Skin Cancer Treatment Newnan
A variety of types of skin cancer can impact people of different ages. Prior to diagnosis, skin cancer screening will provide medical professionals with the information needed to make a firm diagnosis. After determining the issue, patients will begin some form of skin cancer treatment with a physician.

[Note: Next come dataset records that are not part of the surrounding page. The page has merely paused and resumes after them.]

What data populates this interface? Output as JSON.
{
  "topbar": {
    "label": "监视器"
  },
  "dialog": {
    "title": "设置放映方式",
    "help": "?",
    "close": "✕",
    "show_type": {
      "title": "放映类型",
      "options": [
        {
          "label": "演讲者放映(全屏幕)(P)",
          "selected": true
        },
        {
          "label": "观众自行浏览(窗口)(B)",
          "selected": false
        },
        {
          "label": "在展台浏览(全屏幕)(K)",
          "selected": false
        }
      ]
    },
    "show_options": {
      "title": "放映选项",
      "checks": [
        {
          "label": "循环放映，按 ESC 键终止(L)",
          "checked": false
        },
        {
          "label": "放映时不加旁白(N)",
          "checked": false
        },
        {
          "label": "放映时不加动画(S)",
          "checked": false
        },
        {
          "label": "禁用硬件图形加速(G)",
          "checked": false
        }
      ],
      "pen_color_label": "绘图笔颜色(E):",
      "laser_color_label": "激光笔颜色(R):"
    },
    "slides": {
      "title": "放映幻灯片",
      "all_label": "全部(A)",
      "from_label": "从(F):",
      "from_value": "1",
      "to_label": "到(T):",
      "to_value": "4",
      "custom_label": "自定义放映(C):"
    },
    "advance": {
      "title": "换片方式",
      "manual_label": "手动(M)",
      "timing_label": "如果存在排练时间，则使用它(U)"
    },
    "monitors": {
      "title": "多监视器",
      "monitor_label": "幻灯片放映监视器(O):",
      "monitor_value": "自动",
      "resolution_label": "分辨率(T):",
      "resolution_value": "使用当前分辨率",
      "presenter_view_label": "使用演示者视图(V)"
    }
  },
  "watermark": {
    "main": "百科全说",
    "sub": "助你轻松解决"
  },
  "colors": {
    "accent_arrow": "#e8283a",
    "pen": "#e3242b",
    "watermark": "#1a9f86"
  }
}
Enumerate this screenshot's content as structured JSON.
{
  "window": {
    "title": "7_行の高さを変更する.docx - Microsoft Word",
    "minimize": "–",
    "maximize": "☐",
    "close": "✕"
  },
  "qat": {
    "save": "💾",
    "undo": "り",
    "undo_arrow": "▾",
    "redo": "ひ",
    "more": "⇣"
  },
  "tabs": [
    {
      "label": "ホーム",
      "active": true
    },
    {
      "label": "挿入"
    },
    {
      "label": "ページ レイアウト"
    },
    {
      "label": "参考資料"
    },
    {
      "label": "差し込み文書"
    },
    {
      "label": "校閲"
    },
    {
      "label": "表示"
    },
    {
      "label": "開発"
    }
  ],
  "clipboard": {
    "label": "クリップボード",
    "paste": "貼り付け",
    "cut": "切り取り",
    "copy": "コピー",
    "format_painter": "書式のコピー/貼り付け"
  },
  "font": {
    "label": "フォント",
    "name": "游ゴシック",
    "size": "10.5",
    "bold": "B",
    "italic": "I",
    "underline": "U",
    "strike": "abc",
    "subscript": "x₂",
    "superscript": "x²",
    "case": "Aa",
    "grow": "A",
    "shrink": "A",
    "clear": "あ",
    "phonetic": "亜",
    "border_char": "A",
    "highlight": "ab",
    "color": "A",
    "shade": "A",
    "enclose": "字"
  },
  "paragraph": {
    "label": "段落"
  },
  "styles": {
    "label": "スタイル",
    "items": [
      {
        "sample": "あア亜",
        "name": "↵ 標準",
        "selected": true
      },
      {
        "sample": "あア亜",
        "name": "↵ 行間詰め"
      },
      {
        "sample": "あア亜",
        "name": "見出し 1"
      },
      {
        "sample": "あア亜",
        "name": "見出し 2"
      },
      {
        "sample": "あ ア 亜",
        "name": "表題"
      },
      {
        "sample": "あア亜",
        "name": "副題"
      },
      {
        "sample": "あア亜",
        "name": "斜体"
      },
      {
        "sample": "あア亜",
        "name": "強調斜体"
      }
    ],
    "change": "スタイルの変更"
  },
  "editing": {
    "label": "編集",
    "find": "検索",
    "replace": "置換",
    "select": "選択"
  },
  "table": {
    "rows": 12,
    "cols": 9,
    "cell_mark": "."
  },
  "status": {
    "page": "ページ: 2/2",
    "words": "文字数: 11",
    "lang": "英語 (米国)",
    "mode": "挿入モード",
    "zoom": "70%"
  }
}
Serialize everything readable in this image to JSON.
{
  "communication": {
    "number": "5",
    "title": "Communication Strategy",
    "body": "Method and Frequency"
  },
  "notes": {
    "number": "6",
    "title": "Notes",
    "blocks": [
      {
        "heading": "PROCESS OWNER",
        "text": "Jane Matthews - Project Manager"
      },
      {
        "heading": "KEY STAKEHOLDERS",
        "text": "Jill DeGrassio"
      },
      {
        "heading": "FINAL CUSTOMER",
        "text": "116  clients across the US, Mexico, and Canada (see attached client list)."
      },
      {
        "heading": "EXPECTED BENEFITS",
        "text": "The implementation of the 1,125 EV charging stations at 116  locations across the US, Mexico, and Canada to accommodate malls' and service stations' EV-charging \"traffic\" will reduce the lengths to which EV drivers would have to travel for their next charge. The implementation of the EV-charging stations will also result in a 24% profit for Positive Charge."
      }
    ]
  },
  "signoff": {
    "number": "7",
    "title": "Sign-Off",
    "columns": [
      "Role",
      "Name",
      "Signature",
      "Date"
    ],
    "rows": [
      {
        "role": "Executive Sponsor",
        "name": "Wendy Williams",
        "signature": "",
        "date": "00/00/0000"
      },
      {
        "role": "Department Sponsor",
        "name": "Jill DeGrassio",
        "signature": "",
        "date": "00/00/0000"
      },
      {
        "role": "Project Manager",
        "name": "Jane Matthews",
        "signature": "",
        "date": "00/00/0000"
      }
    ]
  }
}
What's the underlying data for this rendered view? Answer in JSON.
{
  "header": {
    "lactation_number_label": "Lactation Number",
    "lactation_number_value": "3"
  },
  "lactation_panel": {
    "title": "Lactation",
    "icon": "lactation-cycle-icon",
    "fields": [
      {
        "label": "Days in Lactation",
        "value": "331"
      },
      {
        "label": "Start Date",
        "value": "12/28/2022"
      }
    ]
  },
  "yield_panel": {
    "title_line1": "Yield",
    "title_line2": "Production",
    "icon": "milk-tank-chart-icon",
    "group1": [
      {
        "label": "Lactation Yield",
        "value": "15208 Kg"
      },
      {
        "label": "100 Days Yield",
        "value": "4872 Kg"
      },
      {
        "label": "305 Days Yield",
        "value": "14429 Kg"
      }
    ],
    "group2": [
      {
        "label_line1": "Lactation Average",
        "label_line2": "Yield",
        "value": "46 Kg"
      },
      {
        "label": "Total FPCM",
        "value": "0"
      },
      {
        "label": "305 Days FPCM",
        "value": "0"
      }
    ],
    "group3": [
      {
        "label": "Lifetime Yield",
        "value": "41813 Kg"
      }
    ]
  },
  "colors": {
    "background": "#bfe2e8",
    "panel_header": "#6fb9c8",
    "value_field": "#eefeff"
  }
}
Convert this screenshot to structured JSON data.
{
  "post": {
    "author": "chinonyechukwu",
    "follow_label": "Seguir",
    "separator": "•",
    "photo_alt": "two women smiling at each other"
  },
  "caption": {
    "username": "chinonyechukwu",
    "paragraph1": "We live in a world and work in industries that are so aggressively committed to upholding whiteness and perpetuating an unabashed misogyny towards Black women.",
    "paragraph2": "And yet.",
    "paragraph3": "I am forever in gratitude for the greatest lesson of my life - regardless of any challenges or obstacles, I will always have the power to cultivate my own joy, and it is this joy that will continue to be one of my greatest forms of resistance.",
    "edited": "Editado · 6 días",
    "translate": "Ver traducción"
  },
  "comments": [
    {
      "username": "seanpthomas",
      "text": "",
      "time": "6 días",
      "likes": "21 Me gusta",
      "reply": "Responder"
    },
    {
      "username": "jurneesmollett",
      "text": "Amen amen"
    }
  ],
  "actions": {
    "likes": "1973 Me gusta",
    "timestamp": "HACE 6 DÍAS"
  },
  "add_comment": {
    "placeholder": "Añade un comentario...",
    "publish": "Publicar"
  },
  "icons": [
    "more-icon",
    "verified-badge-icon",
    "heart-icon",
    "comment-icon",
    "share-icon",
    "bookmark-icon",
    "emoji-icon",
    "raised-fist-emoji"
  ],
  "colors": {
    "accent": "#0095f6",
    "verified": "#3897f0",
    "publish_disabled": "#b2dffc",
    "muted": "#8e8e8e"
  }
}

Mohs surgery is one type of treatment that some patients may undergo at the Dermatology Institute for Skin Cancer and Cosmetic Surgery.
Skin Cancer Screening
Skin cancer can set in without serious symptoms. In fact, it is easy to overlook some of the most benign symptoms of skin cancer until the disease has advanced to the point of serious illness. For this reason, it is helpful to schedule skin cancer screenings at regular intervals. This procedure simply involves a physician assessing a patient’s risk factors for developing skin cancer. The physician will also perform diagnostic tests to detect cancer, even in the absence of symptoms. If issues are detected, a patient can then move forward with treatment in a timely fashion.
Mohs surgery is the surgical removal of skin cancer. Dr. Frederick Mohs was the surgeon who created this procedure. Mohs surgery is the treatment of choice for large tumors or tumors in the head or neck area, which may have recurred after other treatments. Not every type of skin cancer is a good candidate for Mohs surgery.
Types of Skin Cancer
Several types of skin cancer are prevalent. Basal cell carcinoma is the most typical variety of cancer. More than 2.8 million cases of basal cell carcinoma are found in the U.S. every year. Squamous cell carcinoma is also common in the U.S. More than 700,000 cases of squamous cell carcinoma are discovered every year in the U.S. Malignant melanoma is the least common form of skin cancer, but it is the most deadly. Melanoma rates have increased, however. Over 76,000 people will receive this diagnosis every year in the U.S.
With timely screening and diagnosis, a physician can recommend the most effective skin cancer treatment to fight this illness and preserve long-term health.